Wie Neo-Schamanen zu Guru's werden

Mein "Ideal" ist es ja, dass jeder Mensch sein eigener "Guru" sein kann.

Natürlich kann man Wissen von anderen Menschen vermittelt bekommen, doch seine Erfahrungen muss jeder Mensch selbst machen. Mit den Folgen der eigenen Entscheidungen muss auch jeder selbst zurechtkommen.
Was nützt es, wenn der Gurucci sagt, was gut für einen ist, aber dieses angeblich "Gute" passt überhaupt nicht zu einem?

Ich hab mir mal den "Spaß" gemacht, mir einen indischen Guru anzuschauen und hatte auch das Glück als Außenstehende in eine Gruppe Frauen zu geraten (die sich schon länger kannten), die extra zu diesem Guru hingepilgert sind.
Fast alle von ihnen haben sich von diesem Guru "heilen" lassen. Zum Beobachten war das sehr interessant. Die Frauen, die seine "Dienste" in Anspruch Namen, ähnelten sich in ihren Aussagen sehr: "Gurucci hat dieses gesagt", "Gurucci hat jenes gesagt".
Am faszinierendsten fand ich es, dass er allen Frauen, die zu ihm kamen, - ohne Ausnahme - dieselben Ratschläge erteilt hat: Iss kein Fleisch, verzichte auf Weizenmehl, usw. usf.. Und das hat mich doch sehr stutzig gemacht, weil doch jeder Mensch unterschiedlich ist - und auch jeder menschliche Körper unterschiedliche Bedürfnisse hat.
Diese Frauen fanden es verwunderlich, dass ich mich nicht von ihm "heilen" lassen wollte. Erst als ich sagte, dass ich kürzlich erst bei einem Schamanen gewesen sei, hat sie davon abgebracht, weiter auf mich einzureden (ich soll doch unbedingt da hin usw.).

Einen kurzen Moment hatte ich die Gelegenheit gehabt, ihm in die Augen zu schauen - und da ist mir ein Gedanke durch das Hirn geschossen: "Was bist denn Du für ein eingebildeter Fatzke!" - gegen diesen Gedanken konnte ich gar nichts tun, der kam einfach.
In dem Moment, als wir uns in die Augen schauten und der Gedanke schoss, zuckte dieser Guru zusammen, so als ob er meinen Gedanken körperlich (schmerzhaft) spürte.

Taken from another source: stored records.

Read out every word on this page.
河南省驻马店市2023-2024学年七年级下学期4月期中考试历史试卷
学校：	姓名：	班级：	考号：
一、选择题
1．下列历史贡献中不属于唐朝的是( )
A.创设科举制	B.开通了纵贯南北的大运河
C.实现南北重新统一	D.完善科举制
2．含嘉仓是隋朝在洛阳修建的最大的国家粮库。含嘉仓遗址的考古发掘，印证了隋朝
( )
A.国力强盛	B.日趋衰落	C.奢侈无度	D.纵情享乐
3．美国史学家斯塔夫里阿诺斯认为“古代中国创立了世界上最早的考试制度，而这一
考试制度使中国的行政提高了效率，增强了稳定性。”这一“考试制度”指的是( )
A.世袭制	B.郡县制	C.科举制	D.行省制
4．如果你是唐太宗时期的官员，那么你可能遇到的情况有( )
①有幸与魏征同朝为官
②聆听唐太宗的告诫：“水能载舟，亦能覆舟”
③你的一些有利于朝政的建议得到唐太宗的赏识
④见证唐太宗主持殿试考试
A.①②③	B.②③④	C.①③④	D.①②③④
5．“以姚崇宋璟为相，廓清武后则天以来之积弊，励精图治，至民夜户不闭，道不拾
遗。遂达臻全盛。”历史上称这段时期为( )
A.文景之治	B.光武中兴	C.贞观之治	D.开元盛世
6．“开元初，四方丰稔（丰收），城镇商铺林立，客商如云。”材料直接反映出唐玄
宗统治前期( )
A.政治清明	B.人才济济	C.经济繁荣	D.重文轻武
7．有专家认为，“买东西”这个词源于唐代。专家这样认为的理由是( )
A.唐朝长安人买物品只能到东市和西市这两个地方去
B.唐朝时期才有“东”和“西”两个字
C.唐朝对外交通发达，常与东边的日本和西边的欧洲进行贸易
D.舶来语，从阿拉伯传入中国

Dieses Erlebnis sagt mir, dass Menschen, die eine größere Wahrnehmung haben, nicht unbedingt weiser oder reifer sein müssen als andere Menschen, die diese Wahrnehmung nicht haben.
Es gibt allerdings genügend Menschen, die sich blenden lassen, und sich in Abhängigkeit von solchen Blendern begeben.

Und nun ist meine Frage: wie kommt es, dass man sich selbst zugunsten eines anderen Menschen aufgibt? Und das sogar über eine längere Zeit nicht bemerkt, was da passiert?
Welche Muster, Glaubenssätze, Strukturen in einem selbst führen dazu, dass man sich darauf einlässt?
Was lässt einen aufwachen und sein Leben wieder selbst in die Hand nehmen?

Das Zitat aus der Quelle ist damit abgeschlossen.